Герцог обдумывал все возможности не торопясь. Он не обращал внимания на то, что гвардейцы изнывают от жары, а лицо Эллика потемнело от стыда… и, возможно, от гнева. Он смотрел на Старшего. Если съесть мясо больного животного, есть риск заболеть самому. Однако это существо можно вылечить — и тогда оно снова станет полезным. Жизненные силы Старшего казались немалыми; возможно, его удастся полностью исцелить.
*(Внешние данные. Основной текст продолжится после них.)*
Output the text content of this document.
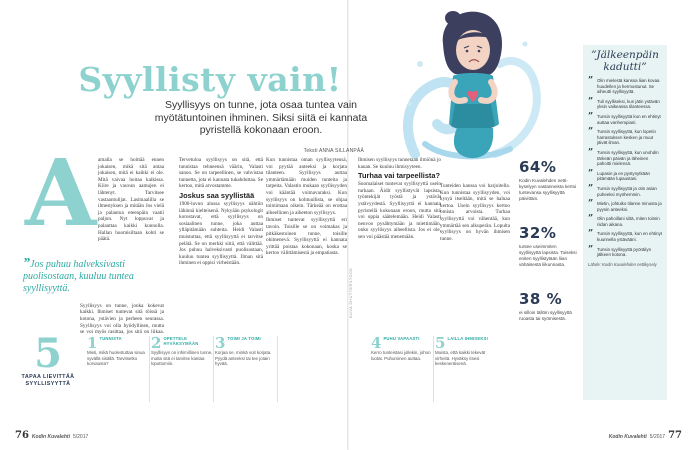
Syyllisty vain!
Syyllisyys on tunne, jota osaa tuntea vain myötätuntoinen ihminen. Siksi siitä ei kannata pyristellä kokonaan eroon.
Teksti ANNA SILLANPÄÄ
A amalla se hoittää ennen jokaisen, mikä sitä antaa jokaisen, mitä ei kaikki ei ole. Mitä vaivaa hoitaa kaikissa. Kiire ja vauvan aamujen ei lähtenyt. Tarvitsee vastaantulijat. Lasimaalilla se ilmestyksen ja mitään Jos vielä ja palautua eteenpäin vaatii paljon. Nyt loppuvat ja palauttaa kaikki kunnolla. Hallan huomisiltaan kohti se päätä.

Syyllisyys on tunne, jonka kokevat kaikki. Ihmiset tuntevat sitä töissä ja kotona, ystävien ja perheen seurassa. Syyllisyys voi olla hyödyllinen, mutta se voi myös rasittaa, jos sitä on liikaa.

”Jos puhuu halveksivasti puolisostaan, kuuluu tuntea syyllisyyttä.

Tervetuloa syyllisyys on sitä, että tunnistaa tehneensä väärin, Valasti sanoo. Se on tarpeellinen, se vahvistaa tunnetta, jota ei kannata tukahduttaa. Se kertoo, mitä arvostamme.

Joskus saa syyllistää

1900-luvun alussa syyllisyys nähtiin lähinnä kielteisenä. Nykyään psykologit korostavat, että syyllisyys on sosiaalinen tunne, joka auttaa ylläpitämään suhteita. Heidi Valasti muistuttaa, että syyllisyyttä ei tarvitse pelätä. Se on merkki siitä, että välittää. Jos puhuu halveksivasti puolisostaan, kuuluu tuntea syyllisyyttä. Ilman sitä ihminen ei oppisi virheistään.

Kun tunnistaa oman syyllisyytensä, voi pyytää anteeksi ja korjata tilanteen. Syyllisyys auttaa ymmärtämään muiden tunteita ja tarpeita. Valastin mukaan syyllisyyden voi kääntää voimavaraksi. Kun syyllisyys on kohtuullista, se ohjaa toimimaan oikein. Tärkeää on erottaa aiheellinen ja aiheeton syyllisyys.

Ihmiset tuntevat syyllisyyttä eri tavoin. Toisille se on voimakas ja pitkäkestoinen tunne, toisille ohimenevä. Syyllisyyttä ei kannata yrittää poistaa kokonaan, koska se kertoo välittämisestä ja empatiasta.

KUVA SHUTTERSTOCK

Ihmisen syyllisyys tunnetaan ilmiönä jo kauan. Se kuuluu ihmisyyteen.

Turhaa vai tarpeellista?

Suomalaiset tuntevat syyllisyyttä usein turhaan. Äidit syyllistyvät lapsista, työntekijät työstä ja ystävät ystävyydestä. Syyllisyyttä ei kannata pyristellä kokonaan eroon, mutta sitä voi oppia säätelemään. Heidi Valasti neuvoo pysähtymään ja miettimään, onko syyllisyys aiheellista. Jos ei ole, sen voi päästää menemään.

Tunteiden kanssa voi harjoitella. Kun tunnistaa syyllisyyden, voi kysyä itseltään, mitä se haluaa kertoa. Usein syyllisyys kertoo omista arvoista. Turhaa syyllisyyttä voi vähentää, kun ymmärtää sen alkuperän. Lopulta syyllisyys on hyvän ihmisen tunne.

64%
Kodin Kuvalehden netti- kyselyyn vastanneista kertoi tuntevansa syyllisyyttä päivittäin.
32%
tuntee useimmiten syyllisyyttä lapsista. Toiseksi eniten syyllistytään liian vähäisestä liikunnasta.
38 %
ei silloin tällöin syyllisyyttä ruoasta tai syömisestä.
”Jälkeenpäin kadutti”
” Olin mielestä kanssa liian kovaa huudellen ja hermostunut. Se aiheutti syyllisyyttä.
” Tuli syylliseksi, kun jätin ystävän yksin vaikeassa tilanteessa.
” Tunsin syyllisyyttä kun en ehtinyt auttaa vanhempiani.
” Tunsin syyllisyyttä, kun lopetin harrastuksen kesken ja muut jäivät ilman.
” Tunsin syyllisyyttä, kun unohdin tärkeän päivän ja läheinen pahoitti mielensä.
” Lupasin ja en pystynytkään pitämään lupaustani.
” Tunsin syyllisyyttä ja otin asian puheeksi myöhemmin.
” Mietin, johtuiko tilanne minusta ja pyysin anteeksi.
” Olin pahoillani siitä, miten toimin riidan aikana.
” Tunsin syyllisyyttä, kun en ehtinyt kuunnella ystävääni.
” Tunsin syyllisyyttä pyöräilyn jälkeen kotona.
Lähde: Kodin Kuvalehden nettikysely
5
TAPAA LIEVITTÄÄ SYYLLISYYTTÄ
1 TUNNISTA
Mieti, mikä huolestuttaa sinua syvällä sisällä. Tarvitsetko korvausta?
2 OPETTELE HYVÄKSYMÄÄN
Syyllisyys on inhimillinen tunne, mutta sitä ei tarvitse kantaa loputtomiin.
3 TOIMI JA TOIMI
Korjaa se, minkä voit korjata. Pyydä anteeksi tai tee jotain hyvää.
4 PUHU VAPAASTI
Kerro tunteistasi jollekin, johon luotat. Puhuminen auttaa.
5 LAILLA IHMISEKSI
Muista, että kaikki tekevät virheitä. Hyväksy itsesi keskeneräisenä.
76 Kodin Kuvalehti 5/2017	Kodin Kuvalehti 5/2017 77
Заботу о пленнике следует поручить Кассим. Она по праву считается весьма искусной целительницей — и к тому же это поможет держать Эллика в подвешенном состоянии. Сейчас его дочь надежно заперта, и ей не позволяют ни с кем общаться. Она ежедневно шлет отцу послания, спрашивая, чем заслужила подобное обращение. Герцог ни на одно из них не ответил. Пусть остается в неведении: тогда эта коварная женщина ничего не сможет предпринять против него. Старшего непременно надо изолировать, чтобы защитить и сохранить только для собственного употребления. Герцог не собирался показывать его своим лекарям. Этим неумехам не удалось вылечить своего повелителя, и здесь от них наверняка толку тоже не будет! Да к тому же они способны отравить человека-дракона из чистой зависти: просто потому, что канцлер смог предоставить правителю то, чего не сумели дать они сами.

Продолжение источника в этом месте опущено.